Si hay una foto que todos quisieran haber hecho es este retrato de Marilyn Monroe cubierta solo por un chal de rayas transparente

Si hay una foto que todos quisieran haber hecho es este retrato de Marilyn Monroe cubierta solo por un chal de rayas transparente, con toda su sensualidad expuesta. La actriz no se gustó en absoluto. Tachó los negativos y los contactos de esta sesión en la que posó para el objetivo del fotógrafo de Vogue Bert Stern. Fue la última pose de la estrella antes de aquella otra, ya sin vida, en la que Leigh Wiener robó su dignidad de hermoso cadáver a cambio de una botella de whisky, en el nicho 33 de la morgue.

Homo homini lupus, presencia de lobos, hombres con intención de carne. Hobbes versus Marilyn en la presunción de la dentellada fácil. Y un día te mueres en el esplendor, quizás sin querer morirte, desaparecer dejando el sueño intacto en su irrealidad, llevándote el sufrimiento arrastrado. Pero ya no importa por qué la queja de hastío fue solo tuya. Viviendo presentía el ataque de la jauría y se dejaba mordisquear, para sentir el hálito poderoso de los hombres sin miedo, para plantar cara al deseo, para sentir la fricción del asco, para sentirse viva. La morgue clasifica a la inquilina en el nicho 33. Es la última sesión fotográfica de Marilyn, sin maquillaje, sin la pose terapéutica que la ayudó a calmar los dolores de la melancolía. El fotógrafo Leigh Wiener ha pagado su sesión con una botella de whisky. El empleado codicioso abre la cámara frigorífica y saca el anaquel movible donde están los restos de Marilyn. Weiner toma varias instantáneas del cadáver rubio, cubierto y descubierto.
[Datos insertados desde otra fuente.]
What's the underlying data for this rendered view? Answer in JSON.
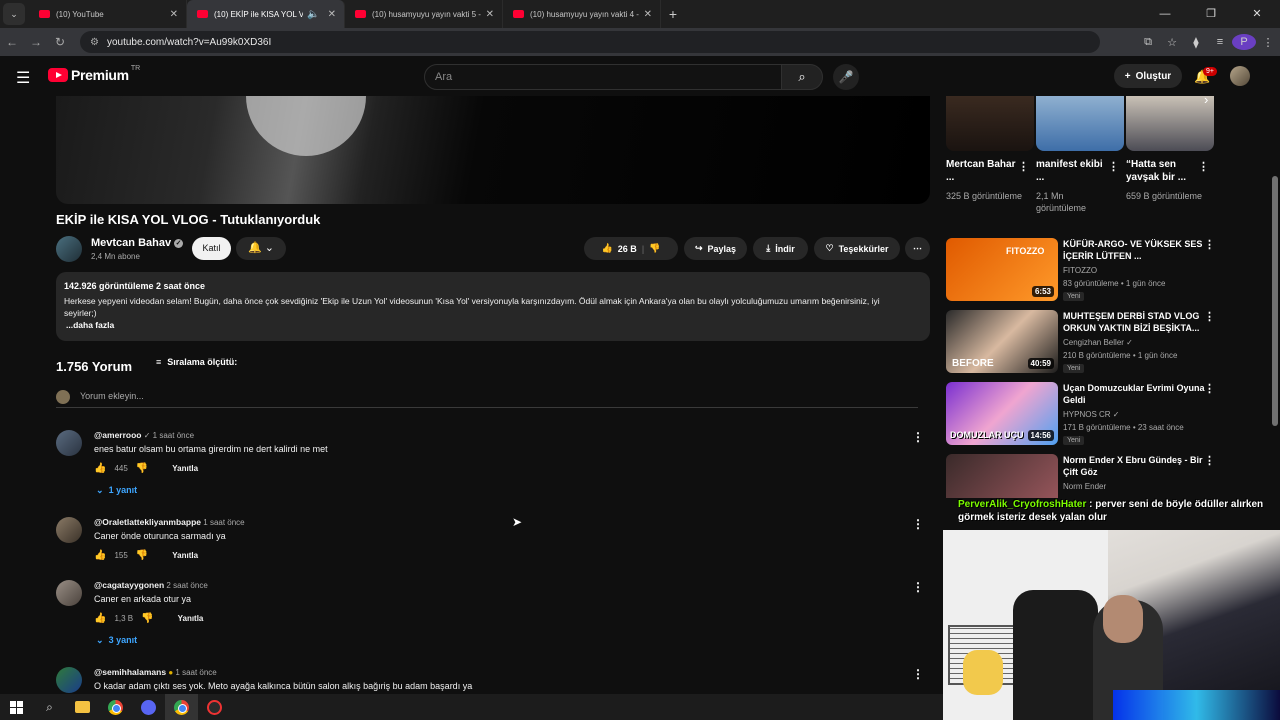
{
  "browser": {
    "tabs": [
      {
        "title": "(10) YouTube",
        "active": false
      },
      {
        "title": "(10) EKİP ile KISA YOL VLOG",
        "active": true
      },
      {
        "title": "(10) husamyuyu yayın vakti 5 -",
        "active": false
      },
      {
        "title": "(10) husamyuyu yayın vakti 4 -",
        "active": false
      }
    ],
    "url": "youtube.com/watch?v=Au99k0XD36I",
    "profile_letter": "P"
  },
  "youtube": {
    "logo_text": "Premium",
    "logo_region": "TR",
    "search_placeholder": "Ara",
    "create_label": "Oluştur",
    "notif_count": "9+"
  },
  "video": {
    "title": "EKİP ile KISA YOL VLOG - Tutuklanıyorduk",
    "channel": "Mevtcan Bahav",
    "subscribers": "2,4 Mn abone",
    "join_label": "Katıl",
    "likes": "26 B",
    "share_label": "Paylaş",
    "download_label": "İndir",
    "thanks_label": "Teşekkürler",
    "views_line": "142.926 görüntüleme  2 saat önce",
    "description": "Herkese yepyeni videodan selam! Bugün, daha önce çok sevdiğiniz 'Ekip ile Uzun Yol' videosunun 'Kısa Yol' versiyonuyla karşınızdayım. Ödül almak için Ankara'ya olan bu olaylı yolculuğumuzu umarım beğenirsiniz, iyi seyirler;)",
    "more_label": "...daha fazla"
  },
  "comments_section": {
    "count_label": "1.756 Yorum",
    "sort_label": "Sıralama ölçütü:",
    "add_placeholder": "Yorum ekleyin...",
    "reply_label": "Yanıtla",
    "comments": [
      {
        "handle": "@amerrooo",
        "time": "1 saat önce",
        "text": "enes batur olsam bu ortama girerdim ne dert kalirdi ne met",
        "likes": "445",
        "replies": "1 yanıt"
      },
      {
        "handle": "@Oraletlattekliyanmbappe",
        "time": "1 saat önce",
        "text": "Caner önde oturunca sarmadı ya",
        "likes": "155",
        "replies": ""
      },
      {
        "handle": "@cagatayygonen",
        "time": "2 saat önce",
        "text": "Caner en arkada otur ya",
        "likes": "1,3 B",
        "replies": "3 yanıt"
      },
      {
        "handle": "@semihhalamans",
        "time": "1 saat önce",
        "text": "O kadar adam çıktı ses yok. Meto ayağa kalkınca bütün salon alkış bağıriş bu adam başardı ya",
        "likes": "",
        "replies": ""
      }
    ]
  },
  "related_top": [
    {
      "title": "Mertcan Bahar ...",
      "views": "325 B görüntüleme"
    },
    {
      "title": "manifest ekibi ...",
      "views": "2,1 Mn görüntüleme"
    },
    {
      "title": "“Hatta sen yavşak bir ...",
      "views": "659 B görüntüleme"
    }
  ],
  "related": [
    {
      "title": "KÜFÜR-ARGO- VE YÜKSEK SES İÇERİR LÜTFEN ...",
      "channel": "FITOZZO",
      "meta": "83 görüntüleme • 1 gün önce",
      "badge": "Yeni",
      "duration": "6:53",
      "thumb_text": "FITOZZO"
    },
    {
      "title": "MUHTEŞEM DERBİ STAD VLOG ORKUN YAKTIN BİZİ BEŞİKTA...",
      "channel": "Cengizhan Beller",
      "meta": "210 B görüntüleme • 1 gün önce",
      "badge": "Yeni",
      "duration": "40:59",
      "thumb_text": "BEFORE"
    },
    {
      "title": "Uçan Domuzcuklar Evrimi Oyuna Geldi",
      "channel": "HYPNOS CR",
      "meta": "171 B görüntüleme • 23 saat önce",
      "badge": "Yeni",
      "duration": "14:56",
      "thumb_text": "DOMUZLAR UÇU"
    },
    {
      "title": "Norm Ender X Ebru Gündeş - Bir Çift Göz",
      "channel": "Norm Ender",
      "meta": "",
      "badge": "",
      "duration": "",
      "thumb_text": ""
    }
  ],
  "chat_overlay": {
    "user": "PerverAlik_CryofroshHater",
    "message": " : perver seni de böyle ödüller alırken görmek isteriz desek yalan olur"
  }
}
Marilyn ya no era Marilyn, el fenómeno americano que había aparecido cuatro veces en la portada de la revista Life, dos veces en la de Times. Tampoco era la actriz que había sido dirigida por John Huston, Joshua Logan o Billy Wilder o la mujer presentada a Isabel II de Inglaterra, Nikita Kruschev de la URSS y Sukarno de Indonesia. Ni era la amante del presidente americano John Fitzgerald Kennedy al que cantó Happy Birthday, Mister President en el Madison Square Garden de Nueva York. El mito que solo América había podido crear y que se había casado con dos de sus héroes Arthur Miller y Joe DiMaggio, ahora era un cadáver más del depósito del condado. Leigh Wiener había aplicado los consejos aprendidos en las comidas dominicales de su infancia junto a su padre y el fotógrafo Weegee. La cadaverina salpica malos augurios para comedores de entrañas infectadas de soledad. Consiguió el último desnudo por haber fotografiado el caso 81128.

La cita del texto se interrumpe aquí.